The woke tide engulfing America is now taking aim at America’s warriors. Those who today loudly argue that Lincoln’s words are non-inclusive and sexist are the same who said nothing as the Obama-Biden administration left VA in tatters.

Of course, veterans are not immune from the cultural cannibalism tearing the country apart. In New York City, Mayor Bill de Blasio gladly authorized a parade celebrating cannabis but denied a permit to soldiers who wish to observe Memorial Day. This is the same mayor who targeted for removal the statue of Theodore Roosevelt in front of the Museum of Natural History.

There is a deeper meaning to what is happening at VA. To strike at a nation’s symbols is to question the nation’s reason for being.
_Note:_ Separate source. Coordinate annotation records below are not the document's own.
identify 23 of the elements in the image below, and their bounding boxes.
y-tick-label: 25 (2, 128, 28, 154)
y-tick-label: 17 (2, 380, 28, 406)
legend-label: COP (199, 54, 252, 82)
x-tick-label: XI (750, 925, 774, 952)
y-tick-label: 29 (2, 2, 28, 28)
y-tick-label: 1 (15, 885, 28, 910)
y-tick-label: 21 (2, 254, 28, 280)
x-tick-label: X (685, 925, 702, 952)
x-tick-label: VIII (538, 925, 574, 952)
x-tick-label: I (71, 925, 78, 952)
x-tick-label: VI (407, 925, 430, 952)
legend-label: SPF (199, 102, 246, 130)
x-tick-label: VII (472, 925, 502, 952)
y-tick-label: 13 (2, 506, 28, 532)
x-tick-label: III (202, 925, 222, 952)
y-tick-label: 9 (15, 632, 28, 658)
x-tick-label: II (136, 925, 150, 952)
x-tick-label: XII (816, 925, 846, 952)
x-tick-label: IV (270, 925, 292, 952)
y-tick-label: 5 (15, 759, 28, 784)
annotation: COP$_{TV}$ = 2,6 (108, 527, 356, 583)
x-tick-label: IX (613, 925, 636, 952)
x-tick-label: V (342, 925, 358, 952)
Professor Jeff Polet of Hope College puts it simply: “Whoever describes the past shapes the present.” What we are witnessing is a revolution that seeks to reshape the core of the American ethos. And not even the Great Emancipator is immune.

The American nation did not spring de novo from the minds of powdered philosophers gathered in a suffocatingly hot room in Philadelphia. As Russell Kirk demonstrates in “The Roots of American Order,” it was the culmination of moral and political thought that ran from ancient Jerusalem through Athens and Rome to London.

America was the expression of 3,000 years of historical and religious memory. The emphasis is on memory, what G.K. Chesterton described as the “democracy of the dead” that “refuses to submit to the small and arrogant oligarchy of those who merely happen to be walking about.”

One million American warriors have perished defending that national memory. If there is no room for Lincoln, if we permit politicians to erase him in the name of whatever liberal clerisy happens to be in the ascendancy, where is there room for those—our veterans—who defended the “mystic chords of memory” he summoned forth during America’s greatest trial?